Dred rounded a corner, hunched low, and came up against a solid wall. No way to continue up here, so she went for it and dove with all of her strength, hit the ground in a tuck and roll amid a flurry of laser fire. She took a shot in the shoulder, and she was thankful for it because even though her arm was on fire, she was able to scramble to her feet and keep running. It felt like they were almost close enough to grab her.
“She’s tough as hell,” one of the soldiers said.

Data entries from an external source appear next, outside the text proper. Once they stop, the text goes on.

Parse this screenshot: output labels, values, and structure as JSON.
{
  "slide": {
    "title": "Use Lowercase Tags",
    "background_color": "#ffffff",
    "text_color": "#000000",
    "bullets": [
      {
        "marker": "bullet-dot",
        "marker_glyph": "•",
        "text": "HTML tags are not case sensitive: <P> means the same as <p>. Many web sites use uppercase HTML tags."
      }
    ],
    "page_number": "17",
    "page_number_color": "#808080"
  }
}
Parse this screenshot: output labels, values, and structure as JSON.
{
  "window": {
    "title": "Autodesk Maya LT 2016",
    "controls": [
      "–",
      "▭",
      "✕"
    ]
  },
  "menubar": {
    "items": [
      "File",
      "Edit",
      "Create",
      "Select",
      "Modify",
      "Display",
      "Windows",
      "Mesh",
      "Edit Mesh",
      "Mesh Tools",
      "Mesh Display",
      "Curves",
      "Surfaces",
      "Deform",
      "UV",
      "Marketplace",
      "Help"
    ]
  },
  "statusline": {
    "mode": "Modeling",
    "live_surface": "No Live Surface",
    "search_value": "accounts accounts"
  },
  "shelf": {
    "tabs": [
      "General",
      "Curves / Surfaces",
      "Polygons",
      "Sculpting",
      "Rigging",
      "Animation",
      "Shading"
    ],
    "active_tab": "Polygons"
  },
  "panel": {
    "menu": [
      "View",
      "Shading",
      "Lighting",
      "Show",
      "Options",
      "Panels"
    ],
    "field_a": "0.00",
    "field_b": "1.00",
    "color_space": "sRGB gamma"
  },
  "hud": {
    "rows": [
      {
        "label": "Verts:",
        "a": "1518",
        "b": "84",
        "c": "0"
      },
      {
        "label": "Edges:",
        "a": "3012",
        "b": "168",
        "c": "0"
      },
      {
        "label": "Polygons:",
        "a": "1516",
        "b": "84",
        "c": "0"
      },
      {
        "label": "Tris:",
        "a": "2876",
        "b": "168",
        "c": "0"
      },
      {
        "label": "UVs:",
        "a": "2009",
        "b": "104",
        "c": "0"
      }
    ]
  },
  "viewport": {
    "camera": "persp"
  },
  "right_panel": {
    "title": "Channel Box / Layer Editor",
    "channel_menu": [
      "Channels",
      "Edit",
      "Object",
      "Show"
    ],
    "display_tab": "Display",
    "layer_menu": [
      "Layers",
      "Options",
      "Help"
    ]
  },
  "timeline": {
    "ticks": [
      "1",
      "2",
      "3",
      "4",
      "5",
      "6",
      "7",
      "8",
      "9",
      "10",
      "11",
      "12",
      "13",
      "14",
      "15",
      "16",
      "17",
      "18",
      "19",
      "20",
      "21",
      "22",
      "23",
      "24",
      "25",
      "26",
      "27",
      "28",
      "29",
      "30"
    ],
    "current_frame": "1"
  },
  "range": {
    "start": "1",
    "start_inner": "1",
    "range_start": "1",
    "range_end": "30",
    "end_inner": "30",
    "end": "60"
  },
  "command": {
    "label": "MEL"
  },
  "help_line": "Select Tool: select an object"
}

“They have to be in here.” That was Vost.
She was close now, but they just kept coming. Dred had almost made peace with the idea that this mission was a failure when she skidded into the home stretch. As she popped into the mined and turreted hallway, she dodged their defenses, then dove on her belly, sliding all the way to the barricade. Vost’s mercs gave chase even as he was shouting at them to fall back.
As she scrambled over the blockade, a shrapnel mine exploded, and the turrets came to life.
12
The Wounded Queen
Jael had been pacing for hours.
You matter, he said in his head. But it would sound like bullshit if he ever said it out loud, especially when they were at war. They had to live in the moment, even if each one thrummed with the bittersweet resonance of mourning drums. He drew in a breath, as if he could hold her in his lungs, as if he could keep her with him always. But she always felt like starlight in his palms, dazzling but ephemeral. Anxiety welled up, haloed in fear. He understood now what she’d meant when she said, I care, and I don’t want to. It makes me sick to my stomach. Just then he felt like puking. Imagine how bad this would be if she hadn’t talked it over with me first.